Yarkpa Town, River Cess County – The waiver of an earthmover to a Chinese contractor working on a farm-to-market road in the township Yarkpa Town in River Cess is locking the heads of current and former local officials, with tension brewing in the south-central county.
A former lawmaker, Victor Wilson; a former County Inspector General, Trokon Brown; and a youth, Stephen Menyon, signed an affidavit of waiver to Chen Liberia Enterprise that is paving the 43.5-kilometer road that extends to Garpu Town.
The affidavit of waiver was issued by Magistrate Benjones Weagbar, Stipendiary Magistrate of the 14th Judicial Circuit Court in Cestos City on March 10, 2018.
The earthmover was transferred to Congo Town in at the headquarters of the Chinese contractor on Saturday, March 24, 218, witnessed by this reporter.
However, three days after citizens, including current officials of the county, began expressing concern about its transfer.
The court has since annulled the waiver and has ordered the Chinese firm to return the controversial earthmover.
Newly appointed Superintendent Bismark Karbiah accused the signatories of the affidavit of waiver of collecting money from the Chinese contractor, an accusation former Representative Wilson denies.
“No!
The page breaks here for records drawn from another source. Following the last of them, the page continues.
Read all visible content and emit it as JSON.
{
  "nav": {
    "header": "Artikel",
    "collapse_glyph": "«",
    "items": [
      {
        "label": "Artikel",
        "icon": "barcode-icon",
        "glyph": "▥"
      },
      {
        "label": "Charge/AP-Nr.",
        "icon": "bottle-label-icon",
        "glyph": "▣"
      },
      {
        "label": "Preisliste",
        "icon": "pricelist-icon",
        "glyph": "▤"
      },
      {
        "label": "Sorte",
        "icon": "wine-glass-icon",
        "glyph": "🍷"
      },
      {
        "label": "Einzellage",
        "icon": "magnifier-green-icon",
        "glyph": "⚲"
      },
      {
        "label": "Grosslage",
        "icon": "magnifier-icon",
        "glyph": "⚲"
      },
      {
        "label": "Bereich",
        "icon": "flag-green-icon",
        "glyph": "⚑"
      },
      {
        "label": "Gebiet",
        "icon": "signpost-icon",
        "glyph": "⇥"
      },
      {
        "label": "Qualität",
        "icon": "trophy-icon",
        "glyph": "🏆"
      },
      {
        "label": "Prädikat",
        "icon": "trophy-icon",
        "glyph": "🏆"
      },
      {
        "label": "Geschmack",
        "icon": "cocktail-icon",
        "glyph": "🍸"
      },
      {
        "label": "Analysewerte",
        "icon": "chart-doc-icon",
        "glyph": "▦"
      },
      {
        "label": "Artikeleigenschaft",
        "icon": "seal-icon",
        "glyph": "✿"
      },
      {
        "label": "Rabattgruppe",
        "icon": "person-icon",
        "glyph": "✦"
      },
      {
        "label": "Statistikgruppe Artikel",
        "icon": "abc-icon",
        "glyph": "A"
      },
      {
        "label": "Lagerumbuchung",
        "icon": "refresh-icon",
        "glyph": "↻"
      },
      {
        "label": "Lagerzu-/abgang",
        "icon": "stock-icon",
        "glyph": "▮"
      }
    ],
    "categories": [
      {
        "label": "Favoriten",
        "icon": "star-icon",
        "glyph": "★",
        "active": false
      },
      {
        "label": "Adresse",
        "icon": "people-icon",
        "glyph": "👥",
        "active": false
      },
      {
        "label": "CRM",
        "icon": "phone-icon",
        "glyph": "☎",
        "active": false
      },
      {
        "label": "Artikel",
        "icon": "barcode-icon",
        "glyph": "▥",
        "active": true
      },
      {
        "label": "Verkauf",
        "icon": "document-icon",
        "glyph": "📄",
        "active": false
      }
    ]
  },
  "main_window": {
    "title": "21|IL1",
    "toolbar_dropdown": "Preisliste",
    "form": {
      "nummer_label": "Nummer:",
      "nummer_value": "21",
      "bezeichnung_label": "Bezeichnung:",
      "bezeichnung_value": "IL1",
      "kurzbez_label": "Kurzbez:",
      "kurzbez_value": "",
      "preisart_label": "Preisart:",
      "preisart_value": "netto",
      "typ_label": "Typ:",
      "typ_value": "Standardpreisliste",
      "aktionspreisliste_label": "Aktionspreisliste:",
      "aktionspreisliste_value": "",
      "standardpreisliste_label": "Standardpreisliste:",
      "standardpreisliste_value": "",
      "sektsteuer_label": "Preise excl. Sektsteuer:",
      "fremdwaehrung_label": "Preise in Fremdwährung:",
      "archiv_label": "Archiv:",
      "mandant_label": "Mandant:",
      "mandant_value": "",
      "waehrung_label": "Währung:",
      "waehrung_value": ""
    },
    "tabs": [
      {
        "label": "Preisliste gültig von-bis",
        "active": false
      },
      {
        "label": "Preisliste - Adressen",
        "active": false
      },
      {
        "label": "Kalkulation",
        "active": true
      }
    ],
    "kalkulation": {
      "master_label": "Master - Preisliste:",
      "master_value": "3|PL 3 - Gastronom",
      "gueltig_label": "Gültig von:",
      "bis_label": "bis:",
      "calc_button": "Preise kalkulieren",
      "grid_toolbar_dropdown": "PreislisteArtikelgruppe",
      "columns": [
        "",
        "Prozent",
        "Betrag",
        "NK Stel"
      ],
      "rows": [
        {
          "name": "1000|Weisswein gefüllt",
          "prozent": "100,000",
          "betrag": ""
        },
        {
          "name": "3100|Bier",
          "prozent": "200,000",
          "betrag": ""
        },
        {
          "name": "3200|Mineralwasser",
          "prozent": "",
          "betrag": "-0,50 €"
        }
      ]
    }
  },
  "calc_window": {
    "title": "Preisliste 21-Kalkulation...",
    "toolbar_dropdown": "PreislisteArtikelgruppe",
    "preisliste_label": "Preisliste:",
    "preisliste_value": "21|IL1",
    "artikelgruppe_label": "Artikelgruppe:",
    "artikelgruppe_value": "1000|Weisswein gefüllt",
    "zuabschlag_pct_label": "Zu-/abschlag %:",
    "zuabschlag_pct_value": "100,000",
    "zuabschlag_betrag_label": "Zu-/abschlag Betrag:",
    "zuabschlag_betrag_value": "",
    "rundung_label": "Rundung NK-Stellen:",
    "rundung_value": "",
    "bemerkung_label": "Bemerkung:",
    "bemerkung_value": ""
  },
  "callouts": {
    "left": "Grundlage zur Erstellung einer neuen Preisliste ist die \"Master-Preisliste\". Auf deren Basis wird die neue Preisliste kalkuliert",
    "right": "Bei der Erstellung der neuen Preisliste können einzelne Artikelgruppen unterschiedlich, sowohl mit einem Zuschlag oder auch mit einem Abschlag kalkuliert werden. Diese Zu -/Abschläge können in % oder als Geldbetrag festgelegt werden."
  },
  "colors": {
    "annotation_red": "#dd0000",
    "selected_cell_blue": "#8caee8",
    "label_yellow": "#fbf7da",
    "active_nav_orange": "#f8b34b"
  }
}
No money changed hands,” Wilson said in an exclusive interview on over the weekend.
“We did not take that machine to be important because this machine is a frame. It is not a machine that people can get up to use.”
Both former County Inspector Brown and Menyon could not be contacted up to press time.
Superintendent Karbiah told local radio station Echo that he had contacted the River Cess legislative caucus and the machine would be returned to county “in the shortest possible time.
“Why will you just take a yellow machine and sell it to a businessman without the proper authority knowing about?” Karbiah asked rhetorically.
“It is not approved by the River Cess people.”
“The community should have a say in it as to where it should go.” He said a full probe into the matter would be launched once the earthmover was returned.
Magistrate Weagbar told FrontPageAfrica in a mobile phone chat that his court had already revoked the waiver of the earthmover.
Efforts to contact the manager of the Chinese contractor, Henry Washington proved futile.
‘Trash’ and ‘Charade’
The controversial earthmover was brought to River Cess by a construction company called Crossroads in 2008 to pave the road from Yarkpa Town to a community called One House.
That was River Cess first project after the County Development Fund was introduced.
Unfortunately, the company abandoned the project halfway on, leaving back the earthmover, which has been a constant feature of that part of the county.
The same route is now being paved by the Ministry of Agriculture’s Smallholder Agriculture Productivity Enhancement and Commercialization (SAPEC) project, a US$1.7 million project that started in November 2017, with funds from the African Development Bank.
Former Representative Wilson and co said in the affidavit of waiver seen by FrontPage Africa that the earthmover was in the way of the pavement, and that the “trash” had been on the route for at least 25 years.
“We the affiants therefore request that you (Chinese contractor) are at will to take away of said frame…and dispose of it anywhere, if you need it you may,” it added.
But Karbiah said the waiver was “dubious”.
“The document says ‘waiver’; it is a charade,” charged Karbiah. “That identical machine, people took money for it. I may not know the specific figure but it was sold. As a cover-up they tried to get that document to blind the eye of the River Cess people, business-as-usual in River Cess County.”
“They have no right to come and commit another community property to somebody without the input of the very community that has been manning this thing for the last 10 years,” buttressed former Development Superintendent Sampson Cephas during whose administration the road project was first initiated.
He recalled how the same earthmover nearly landed a former Nyorwein District Commissioner Thomas Gbaryou in jail.
“Let it come back there, that’s the only thing we want,” Cephas said. “They are not the people who supposed to come and invade another community to take property from there.”
Regrets
As River Cess waits anxiously for the earthmover’s return, Wilson and Magistrate Weagbar are remorseful.
“If at all I had known that this kind of thing would have happened, I wouldn’t do it,” conceded Wilson, who had two bids to return to the Legislature denied in 2011 and 2014. “From the interest that this [Chinese guy] has expressed, then definitely it is important.”
Magistrate Weagbar is, however, furious and claims that he was misled by Wilson and co. His court was convinced by the status of the three men, especially the former County Inspector, who was acting while Karbiah sought confirmation from the Senate.
“Of course,” said Magistrate Weagbar when asked whether he regretted his decision to issue the waiver. “I never knew that they misled me,” he lamented. “That is why I mandated them to bring back the machine to the same place the man got it from.”